![](https://lisamc.ca/wp-content/uploads/2020/06/Shack-on-the-Burin-1024x768.jpg)
Seeing this old shack, and the many other abandoned-looking buildings like it around the roads and bays of Newfoundland, inspires curiosity and a little bit of nostalgia. Overgrown and dilapidated, it’s just a matter of time before a gale force wind, or heavy snowfall, collapses it into a pile of wreckage. I imagine all the activity and people which once brought this place to life, who may now be lost to time and memory. There is not always a surviving family member to uphold the traditions of place, or to bring them into the future. Eventually, the wooden planks will rot away and revert to ground, and all that will remain is a few footings to indicate where it once stood. This remains to serve as a monument to the past.

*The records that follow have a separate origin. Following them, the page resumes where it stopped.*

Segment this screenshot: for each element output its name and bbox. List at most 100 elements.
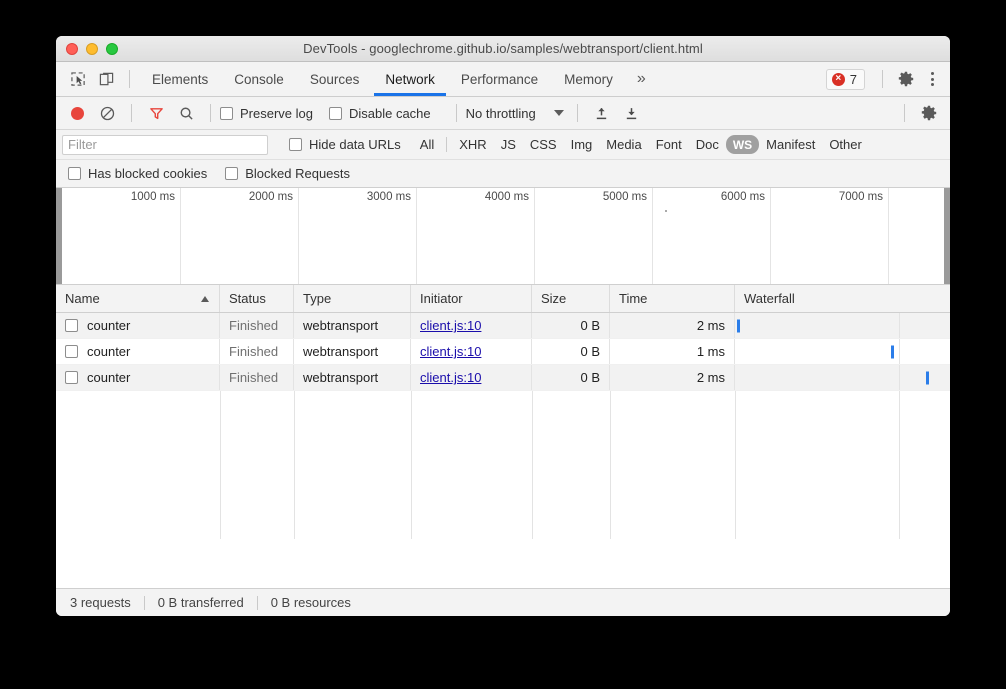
row-checkbox[interactable] xyxy=(65,371,78,384)
overview-tick-label: 3000 ms xyxy=(367,191,411,203)
screen-root: DevTools - googlechrome.github.io/sample… xyxy=(0,0,1006,689)
table-empty-area xyxy=(56,391,950,539)
overview-right-handle[interactable] xyxy=(944,188,950,284)
error-count-badge[interactable]: × 7 xyxy=(826,69,865,90)
tab-label: Network xyxy=(385,72,435,87)
waterfall-gridline xyxy=(899,365,900,390)
inspect-cursor-icon[interactable] xyxy=(64,65,92,93)
column-label: Type xyxy=(303,291,331,306)
gear-icon[interactable] xyxy=(892,65,920,93)
type-filter-img[interactable]: Img xyxy=(564,135,600,154)
throttling-value: No throttling xyxy=(466,106,536,121)
type-filter-manifest[interactable]: Manifest xyxy=(759,135,822,154)
window-title: DevTools - googlechrome.github.io/sample… xyxy=(56,41,950,56)
tab-elements[interactable]: Elements xyxy=(139,62,221,96)
request-name: counter xyxy=(87,370,130,385)
tab-performance[interactable]: Performance xyxy=(448,62,551,96)
search-icon[interactable] xyxy=(171,98,201,128)
tabstrip-actions: × 7 xyxy=(826,62,944,96)
record-button-icon[interactable] xyxy=(62,98,92,128)
column-header-name[interactable]: Name xyxy=(56,285,220,312)
initiator-link[interactable]: client.js:10 xyxy=(420,318,481,333)
tab-network[interactable]: Network xyxy=(372,62,448,96)
has-blocked-cookies-label: Has blocked cookies xyxy=(88,166,207,181)
column-divider xyxy=(220,391,221,539)
hide-data-urls-checkbox[interactable]: Hide data URLs xyxy=(289,137,401,152)
cell-time: 1 ms xyxy=(610,339,735,364)
column-label: Status xyxy=(229,291,266,306)
filter-icon[interactable] xyxy=(141,98,171,128)
tab-sources[interactable]: Sources xyxy=(297,62,373,96)
column-label: Initiator xyxy=(420,291,463,306)
column-header-initiator[interactable]: Initiator xyxy=(411,285,532,312)
network-overview[interactable]: 1000 ms 2000 ms 3000 ms 4000 ms 5000 ms … xyxy=(56,188,950,285)
preserve-log-checkbox[interactable]: Preserve log xyxy=(220,106,313,121)
disable-cache-checkbox[interactable]: Disable cache xyxy=(329,106,431,121)
column-header-waterfall[interactable]: Waterfall xyxy=(735,285,950,312)
table-row[interactable]: counter Finished webtransport client.js:… xyxy=(56,339,950,365)
row-checkbox[interactable] xyxy=(65,319,78,332)
overview-timeline[interactable]: 1000 ms 2000 ms 3000 ms 4000 ms 5000 ms … xyxy=(62,188,944,284)
gear-icon[interactable] xyxy=(914,98,944,128)
kebab-menu-icon[interactable] xyxy=(920,66,944,92)
cell-initiator: client.js:10 xyxy=(411,339,532,364)
cell-type: webtransport xyxy=(294,339,411,364)
maximize-window-button[interactable] xyxy=(106,43,118,55)
device-toolbar-icon[interactable] xyxy=(92,65,120,93)
toolbar-divider-5 xyxy=(904,104,905,122)
type-filter-css[interactable]: CSS xyxy=(523,135,564,154)
checkbox-box xyxy=(329,107,342,120)
tab-memory[interactable]: Memory xyxy=(551,62,626,96)
table-header-row: Name Status Type Initiator Size Time xyxy=(56,285,950,313)
row-checkbox[interactable] xyxy=(65,345,78,358)
more-tabs-button[interactable]: » xyxy=(626,62,657,96)
column-header-status[interactable]: Status xyxy=(220,285,294,312)
tabstrip-divider xyxy=(129,70,130,88)
type-filter-font[interactable]: Font xyxy=(649,135,689,154)
table-row[interactable]: counter Finished webtransport client.js:… xyxy=(56,313,950,339)
error-icon: × xyxy=(832,73,845,86)
cell-time: 2 ms xyxy=(610,313,735,338)
initiator-link[interactable]: client.js:10 xyxy=(420,344,481,359)
type-filter-js[interactable]: JS xyxy=(494,135,523,154)
devtools-tab-strip: Elements Console Sources Network Perform… xyxy=(56,62,950,97)
overview-tick-cell: 5000 ms xyxy=(535,188,653,284)
type-filter-all[interactable]: All xyxy=(413,135,441,154)
network-request-table: Name Status Type Initiator Size Time xyxy=(56,285,950,567)
network-toolbar: Preserve log Disable cache No throttling xyxy=(56,97,950,130)
cell-status: Finished xyxy=(220,313,294,338)
blocked-requests-checkbox[interactable]: Blocked Requests xyxy=(225,166,350,181)
close-window-button[interactable] xyxy=(66,43,78,55)
export-har-icon[interactable] xyxy=(617,98,647,128)
network-status-bar: 3 requests 0 B transferred 0 B resources xyxy=(56,588,950,616)
column-header-type[interactable]: Type xyxy=(294,285,411,312)
window-title-bar: DevTools - googlechrome.github.io/sample… xyxy=(56,36,950,62)
clear-icon[interactable] xyxy=(92,98,122,128)
tab-label: Console xyxy=(234,72,284,87)
initiator-link[interactable]: client.js:10 xyxy=(420,370,481,385)
overview-tick-cell: 3000 ms xyxy=(299,188,417,284)
column-header-time[interactable]: Time xyxy=(610,285,735,312)
type-filter-media[interactable]: Media xyxy=(599,135,648,154)
tab-label: Performance xyxy=(461,72,538,87)
tab-console[interactable]: Console xyxy=(221,62,297,96)
cell-initiator: client.js:10 xyxy=(411,313,532,338)
filter-input[interactable] xyxy=(62,135,268,155)
type-filter-xhr[interactable]: XHR xyxy=(452,135,493,154)
cell-name: counter xyxy=(56,313,220,338)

Equally, it is a reminder. A call to awaken to the finite aspect of life on the physical plane of existence. It can be hard to face that knowledge which we all sense but hesitate to examine too closely. The unknown is frightening. The guesses, ideas and beliefs that pass as consolation can’t be confirmed, merely taken on faith. This is the great mystery of life that will not reveal itself. Perhaps there is peace to be found by accepting fate. But the great miracle of life is that there is always a choice: accept or refuse to accept. All our decisions, the path we take to get here, the outcomes and consequences, are aligned on that choice.
We can flow through life like wind, cling to our place like a boulder, or rise and fall with the seasons like wild lupins until we release our claim on time, the physical fades away and our energetic essence begins its next adventure. Considering this, it could feel like life has no real purpose. We’re born, live until we die, and eventually all trace of us crumbles into oblivion. But life could also be accepted as a gift; a time to appreciate what we learn from others, friend and foe, and to share what lessons we can give of ourselves.
These gifts develop the traditions that travel beyond our time, and last longer than any monument to our physical existence. They work together, the outside and insides selves. To create something meaningful we need to be caretakers of both, while we can.